What this means for the future of medicine
What is clear is that artificial intelligence is opening doors that seemed locked just a few years ago. REDMOD represents a genuine breakthrough, not only because of its technical performance, but because of what it symbolizes: the real possibility of transforming routine scans into an early warning network against one of the most lethal cancers in existence. 🧬
REDMOD’s approach also raises a broader reflection about the role of AI in healthcare. We are not talking about replacing doctors with algorithms. We are talking about giving healthcare professionals a diagnostic superpower — the ability to see what is hidden in the data, to catch patterns that no human eye, no matter how well-trained, could consistently identify across thousands of exams. It is a partnership between human expertise and computational capability, and when that partnership works well, the patient wins.
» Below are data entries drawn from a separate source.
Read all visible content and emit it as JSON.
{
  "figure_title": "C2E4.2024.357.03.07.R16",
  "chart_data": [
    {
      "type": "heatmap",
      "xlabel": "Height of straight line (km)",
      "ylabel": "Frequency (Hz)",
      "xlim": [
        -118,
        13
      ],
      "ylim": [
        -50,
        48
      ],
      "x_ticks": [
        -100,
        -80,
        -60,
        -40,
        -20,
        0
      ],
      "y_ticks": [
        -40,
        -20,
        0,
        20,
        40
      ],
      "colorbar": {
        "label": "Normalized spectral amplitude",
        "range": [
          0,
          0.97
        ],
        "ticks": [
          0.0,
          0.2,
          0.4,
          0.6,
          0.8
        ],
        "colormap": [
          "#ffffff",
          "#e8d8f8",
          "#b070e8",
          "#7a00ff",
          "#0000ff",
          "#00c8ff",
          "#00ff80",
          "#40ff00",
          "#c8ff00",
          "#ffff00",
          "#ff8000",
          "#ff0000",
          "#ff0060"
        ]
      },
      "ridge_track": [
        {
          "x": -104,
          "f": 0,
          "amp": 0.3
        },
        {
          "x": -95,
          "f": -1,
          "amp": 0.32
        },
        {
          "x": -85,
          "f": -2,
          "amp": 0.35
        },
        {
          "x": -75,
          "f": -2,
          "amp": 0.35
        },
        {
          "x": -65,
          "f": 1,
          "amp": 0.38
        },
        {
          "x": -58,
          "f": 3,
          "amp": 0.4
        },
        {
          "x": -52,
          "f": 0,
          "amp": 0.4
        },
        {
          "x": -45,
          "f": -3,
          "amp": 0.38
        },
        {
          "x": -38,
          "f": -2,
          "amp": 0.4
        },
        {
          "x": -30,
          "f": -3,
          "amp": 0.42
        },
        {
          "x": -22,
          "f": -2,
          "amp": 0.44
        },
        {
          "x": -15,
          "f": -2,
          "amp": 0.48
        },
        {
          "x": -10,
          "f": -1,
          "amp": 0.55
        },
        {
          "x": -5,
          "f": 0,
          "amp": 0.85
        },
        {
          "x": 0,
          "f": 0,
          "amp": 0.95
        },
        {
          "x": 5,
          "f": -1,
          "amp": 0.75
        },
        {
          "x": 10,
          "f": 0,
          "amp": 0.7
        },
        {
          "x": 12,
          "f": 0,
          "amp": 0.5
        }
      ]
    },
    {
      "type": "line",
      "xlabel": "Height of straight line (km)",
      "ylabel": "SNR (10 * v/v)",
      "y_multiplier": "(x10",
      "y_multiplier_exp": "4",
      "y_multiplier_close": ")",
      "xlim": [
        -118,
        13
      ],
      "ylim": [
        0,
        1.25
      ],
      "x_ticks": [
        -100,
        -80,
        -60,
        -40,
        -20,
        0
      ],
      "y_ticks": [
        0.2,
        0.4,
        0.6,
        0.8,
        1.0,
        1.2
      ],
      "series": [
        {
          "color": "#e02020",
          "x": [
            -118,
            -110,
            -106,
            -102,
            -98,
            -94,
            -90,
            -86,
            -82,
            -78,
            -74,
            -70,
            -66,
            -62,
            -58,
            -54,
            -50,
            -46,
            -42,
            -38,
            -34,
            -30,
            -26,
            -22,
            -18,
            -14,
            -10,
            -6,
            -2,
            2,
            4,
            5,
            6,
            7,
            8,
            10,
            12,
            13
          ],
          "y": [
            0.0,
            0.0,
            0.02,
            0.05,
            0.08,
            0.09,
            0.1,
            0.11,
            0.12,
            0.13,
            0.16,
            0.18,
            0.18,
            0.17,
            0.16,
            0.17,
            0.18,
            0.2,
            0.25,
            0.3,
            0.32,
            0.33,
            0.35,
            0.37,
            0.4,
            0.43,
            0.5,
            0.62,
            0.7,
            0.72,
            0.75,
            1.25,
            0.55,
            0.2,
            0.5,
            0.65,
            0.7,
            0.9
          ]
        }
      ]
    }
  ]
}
Pancreatic cancer has always been considered one of the great villains of oncology, precisely because of its silent and aggressive nature. But tools like REDMOD show that the era of passive and late detection may be coming to an end. If the upcoming clinical studies confirm the current results, we are looking at a technology that could save hundreds of thousands of lives per year around the world — and that, without a doubt, is one of the most important stories that medicine and artificial intelligence have to tell right now.